Kyah is six months old and was born with a heart defect that constricts her esophagus, which makes it almost impossible for her to eat.
Surgeons at Oklahoma State University's Center for Veterinary Health Sciences will perform the surgery early next week. The zoo's associate veterinarian, Gretchen Cole, explained that if Kyah cannot eat enough, she will not grow properly.
"If we leave her without correcting the condition, then she has zero chance of survival," said Cole
Transporting Kyah up I-35 will be difficult. The Zoo is currently building a hospital to perform similar surgeries on-site in the future. Visitors will actually be able to see veterinary procedures, like Kyah's.

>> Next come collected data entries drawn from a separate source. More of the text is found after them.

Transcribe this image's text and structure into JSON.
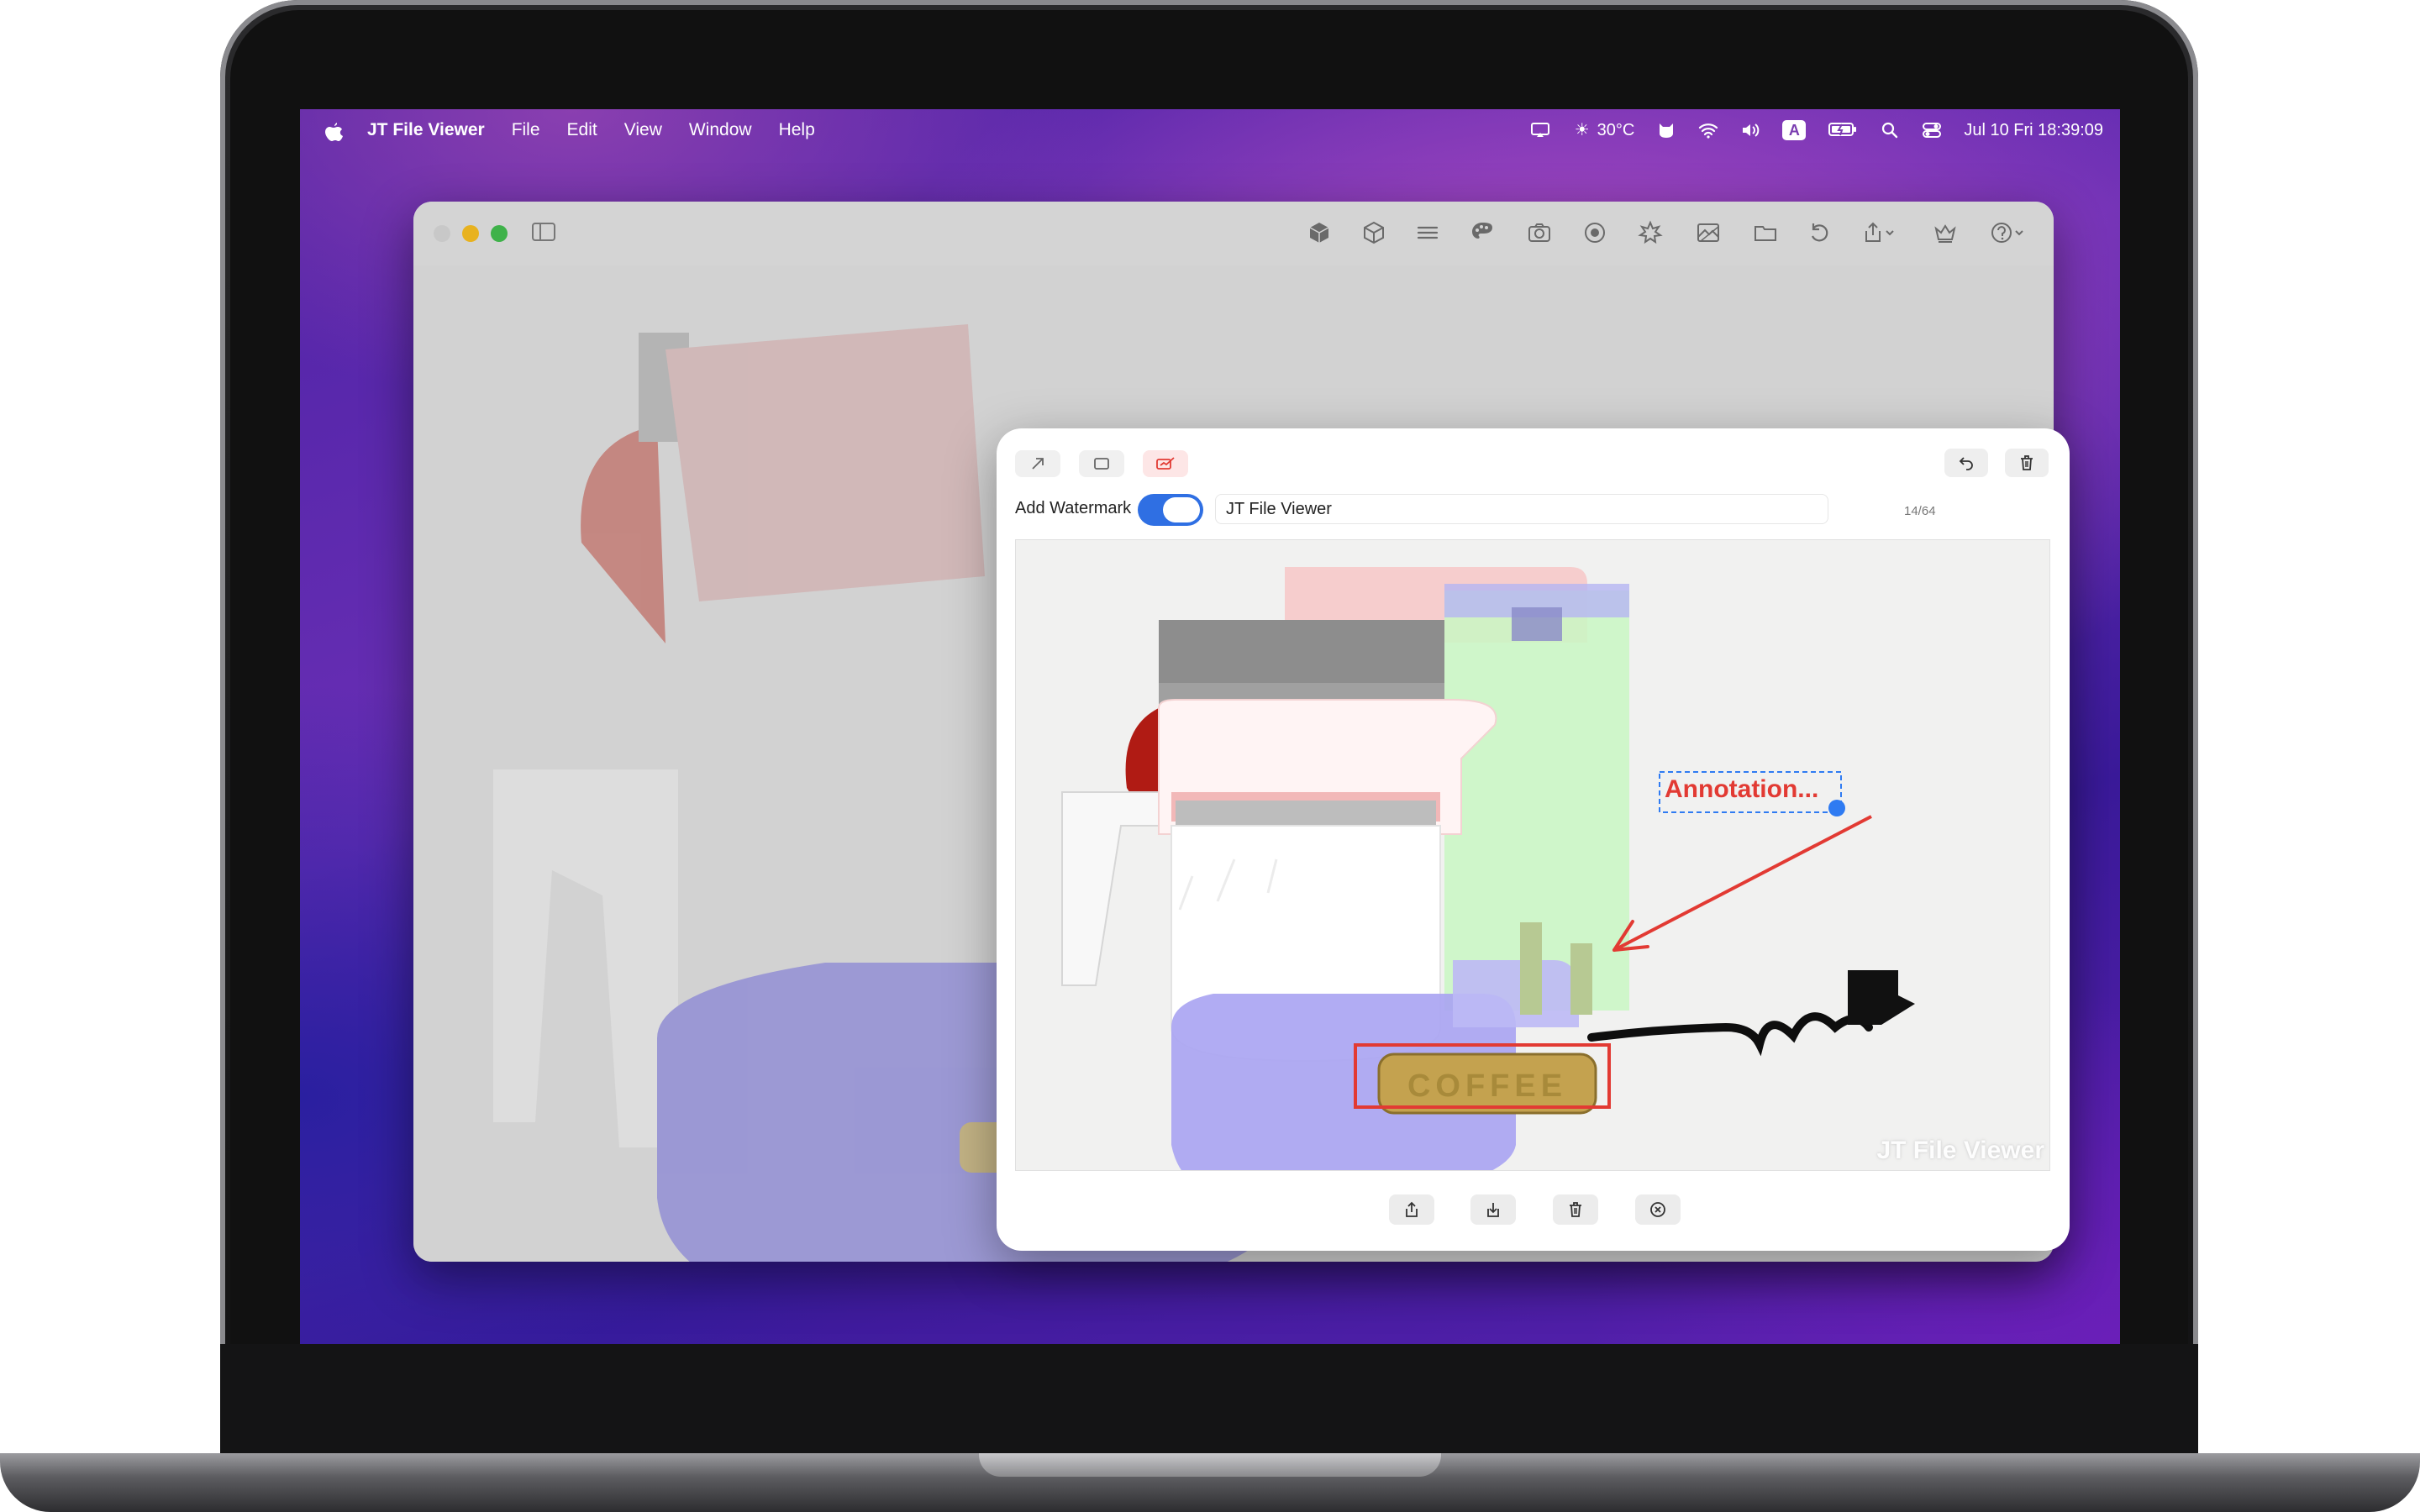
{
  "menubar": {
    "app_name": "JT File Viewer",
    "items": [
      "File",
      "Edit",
      "View",
      "Window",
      "Help"
    ],
    "weather": "30°C",
    "input_source": "A",
    "clock": "Jul 10 Fri  18:39:09"
  },
  "dialog": {
    "watermark_label": "Add Watermark",
    "watermark_enabled": true,
    "watermark_text": "JT File Viewer",
    "char_count": "14/64",
    "annotation_text": "Annotation...",
    "canvas_watermark": "JT File Viewer",
    "product_text": "COFFEE"
  },
  "colors": {
    "accent": "#2f6fe3",
    "annotation": "#e23a33",
    "selection_handle": "#2f7bf2"
  }
}
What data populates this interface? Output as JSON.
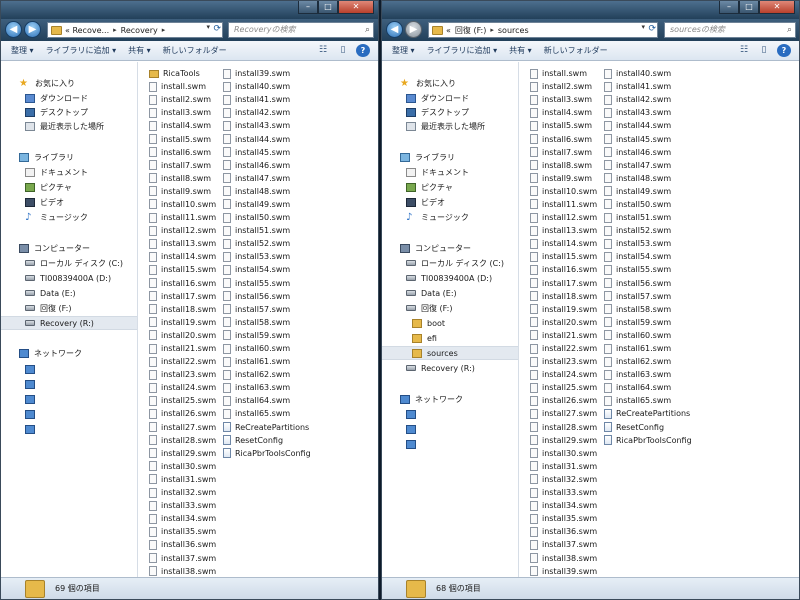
{
  "left": {
    "address": [
      "« Recove...",
      "Recovery"
    ],
    "search_placeholder": "Recoveryの検索",
    "toolbar": [
      "整理 ▾",
      "ライブラリに追加 ▾",
      "共有 ▾",
      "新しいフォルダー"
    ],
    "nav": [
      {
        "label": "お気に入り",
        "icon": "star-icon",
        "cls": "ic-star",
        "glyph": "★"
      },
      {
        "label": "ダウンロード",
        "icon": "downloads-icon",
        "cls": "ic-dl"
      },
      {
        "label": "デスクトップ",
        "icon": "desktop-icon",
        "cls": "ic-desk"
      },
      {
        "label": "最近表示した場所",
        "icon": "recent-places-icon",
        "cls": "ic-recent"
      },
      {
        "label": "ライブラリ",
        "icon": "library-icon",
        "cls": "ic-lib"
      },
      {
        "label": "ドキュメント",
        "icon": "documents-icon",
        "cls": "ic-doc"
      },
      {
        "label": "ピクチャ",
        "icon": "pictures-icon",
        "cls": "ic-pic"
      },
      {
        "label": "ビデオ",
        "icon": "videos-icon",
        "cls": "ic-vid"
      },
      {
        "label": "ミュージック",
        "icon": "music-icon",
        "cls": "ic-music",
        "glyph": "♪"
      },
      {
        "label": "コンピューター",
        "icon": "computer-icon",
        "cls": "ic-comp"
      },
      {
        "label": "ローカル ディスク (C:)",
        "icon": "drive-icon",
        "cls": "ic-drive"
      },
      {
        "label": "TI00839400A (D:)",
        "icon": "drive-icon",
        "cls": "ic-drive"
      },
      {
        "label": "Data (E:)",
        "icon": "drive-icon",
        "cls": "ic-drive"
      },
      {
        "label": "回復 (F:)",
        "icon": "drive-icon",
        "cls": "ic-drive"
      },
      {
        "label": "Recovery (R:)",
        "icon": "drive-icon",
        "cls": "ic-drive"
      },
      {
        "label": "ネットワーク",
        "icon": "network-icon",
        "cls": "ic-net"
      },
      {
        "label": "",
        "icon": "network-computer-icon",
        "cls": "ic-net"
      },
      {
        "label": "",
        "icon": "network-computer-icon",
        "cls": "ic-net"
      },
      {
        "label": "",
        "icon": "network-computer-icon",
        "cls": "ic-net"
      },
      {
        "label": "",
        "icon": "network-computer-icon",
        "cls": "ic-net"
      },
      {
        "label": "",
        "icon": "network-computer-icon",
        "cls": "ic-net"
      }
    ],
    "files": [
      "RicaTools",
      "install.swm",
      "install2.swm",
      "install3.swm",
      "install4.swm",
      "install5.swm",
      "install6.swm",
      "install7.swm",
      "install8.swm",
      "install9.swm",
      "install10.swm",
      "install11.swm",
      "install12.swm",
      "install13.swm",
      "install14.swm",
      "install15.swm",
      "install16.swm",
      "install17.swm",
      "install18.swm",
      "install19.swm",
      "install20.swm",
      "install21.swm",
      "install22.swm",
      "install23.swm",
      "install24.swm",
      "install25.swm",
      "install26.swm",
      "install27.swm",
      "install28.swm",
      "install29.swm",
      "install30.swm",
      "install31.swm",
      "install32.swm",
      "install33.swm",
      "install34.swm",
      "install35.swm",
      "install36.swm",
      "install37.swm",
      "install38.swm",
      "install39.swm",
      "install40.swm",
      "install41.swm",
      "install42.swm",
      "install43.swm",
      "install44.swm",
      "install45.swm",
      "install46.swm",
      "install47.swm",
      "install48.swm",
      "install49.swm",
      "install50.swm",
      "install51.swm",
      "install52.swm",
      "install53.swm",
      "install54.swm",
      "install55.swm",
      "install56.swm",
      "install57.swm",
      "install58.swm",
      "install59.swm",
      "install60.swm",
      "install61.swm",
      "install62.swm",
      "install63.swm",
      "install64.swm",
      "install65.swm",
      "ReCreatePartitions",
      "ResetConfig",
      "RicaPbrToolsConfig"
    ],
    "status": "69 個の項目"
  },
  "right": {
    "address": [
      "«",
      "回復 (F:)",
      "sources"
    ],
    "search_placeholder": "sourcesの検索",
    "toolbar": [
      "整理 ▾",
      "ライブラリに追加 ▾",
      "共有 ▾",
      "新しいフォルダー"
    ],
    "nav": [
      {
        "label": "お気に入り",
        "icon": "star-icon",
        "cls": "ic-star",
        "glyph": "★"
      },
      {
        "label": "ダウンロード",
        "icon": "downloads-icon",
        "cls": "ic-dl"
      },
      {
        "label": "デスクトップ",
        "icon": "desktop-icon",
        "cls": "ic-desk"
      },
      {
        "label": "最近表示した場所",
        "icon": "recent-places-icon",
        "cls": "ic-recent"
      },
      {
        "label": "ライブラリ",
        "icon": "library-icon",
        "cls": "ic-lib"
      },
      {
        "label": "ドキュメント",
        "icon": "documents-icon",
        "cls": "ic-doc"
      },
      {
        "label": "ピクチャ",
        "icon": "pictures-icon",
        "cls": "ic-pic"
      },
      {
        "label": "ビデオ",
        "icon": "videos-icon",
        "cls": "ic-vid"
      },
      {
        "label": "ミュージック",
        "icon": "music-icon",
        "cls": "ic-music",
        "glyph": "♪"
      },
      {
        "label": "コンピューター",
        "icon": "computer-icon",
        "cls": "ic-comp"
      },
      {
        "label": "ローカル ディスク (C:)",
        "icon": "drive-icon",
        "cls": "ic-drive"
      },
      {
        "label": "TI00839400A (D:)",
        "icon": "drive-icon",
        "cls": "ic-drive"
      },
      {
        "label": "Data (E:)",
        "icon": "drive-icon",
        "cls": "ic-drive"
      },
      {
        "label": "回復 (F:)",
        "icon": "drive-icon",
        "cls": "ic-drive"
      },
      {
        "label": "boot",
        "icon": "folder-icon",
        "cls": "ic-folder"
      },
      {
        "label": "efi",
        "icon": "folder-icon",
        "cls": "ic-folder"
      },
      {
        "label": "sources",
        "icon": "folder-icon",
        "cls": "ic-folder"
      },
      {
        "label": "Recovery (R:)",
        "icon": "drive-icon",
        "cls": "ic-drive"
      },
      {
        "label": "ネットワーク",
        "icon": "network-icon",
        "cls": "ic-net"
      },
      {
        "label": "",
        "icon": "network-computer-icon",
        "cls": "ic-net"
      },
      {
        "label": "",
        "icon": "network-computer-icon",
        "cls": "ic-net"
      },
      {
        "label": "",
        "icon": "network-computer-icon",
        "cls": "ic-net"
      }
    ],
    "files": [
      "install.swm",
      "install2.swm",
      "install3.swm",
      "install4.swm",
      "install5.swm",
      "install6.swm",
      "install7.swm",
      "install8.swm",
      "install9.swm",
      "install10.swm",
      "install11.swm",
      "install12.swm",
      "install13.swm",
      "install14.swm",
      "install15.swm",
      "install16.swm",
      "install17.swm",
      "install18.swm",
      "install19.swm",
      "install20.swm",
      "install21.swm",
      "install22.swm",
      "install23.swm",
      "install24.swm",
      "install25.swm",
      "install26.swm",
      "install27.swm",
      "install28.swm",
      "install29.swm",
      "install30.swm",
      "install31.swm",
      "install32.swm",
      "install33.swm",
      "install34.swm",
      "install35.swm",
      "install36.swm",
      "install37.swm",
      "install38.swm",
      "install39.swm",
      "install40.swm",
      "install41.swm",
      "install42.swm",
      "install43.swm",
      "install44.swm",
      "install45.swm",
      "install46.swm",
      "install47.swm",
      "install48.swm",
      "install49.swm",
      "install50.swm",
      "install51.swm",
      "install52.swm",
      "install53.swm",
      "install54.swm",
      "install55.swm",
      "install56.swm",
      "install57.swm",
      "install58.swm",
      "install59.swm",
      "install60.swm",
      "install61.swm",
      "install62.swm",
      "install63.swm",
      "install64.swm",
      "install65.swm",
      "ReCreatePartitions",
      "ResetConfig",
      "RicaPbrToolsConfig"
    ],
    "status": "68 個の項目"
  }
}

"We do need to open her chest cavity to access the area that has the problem. Once that is open, it's actually fairly straight forward where they need to go," said Cole.
The surgery is not out of the ordinary for small animals like dogs, however performing it on a giraffe increases the risks. Still, the staff is doing all it can to fix Kyah and give her a chance at life.
"When she comes back from the procedure it's going to be a strong source of comfort for her. It's going to be something very important for her to have."
The zoo plans to open their new veterinary hospital later this year.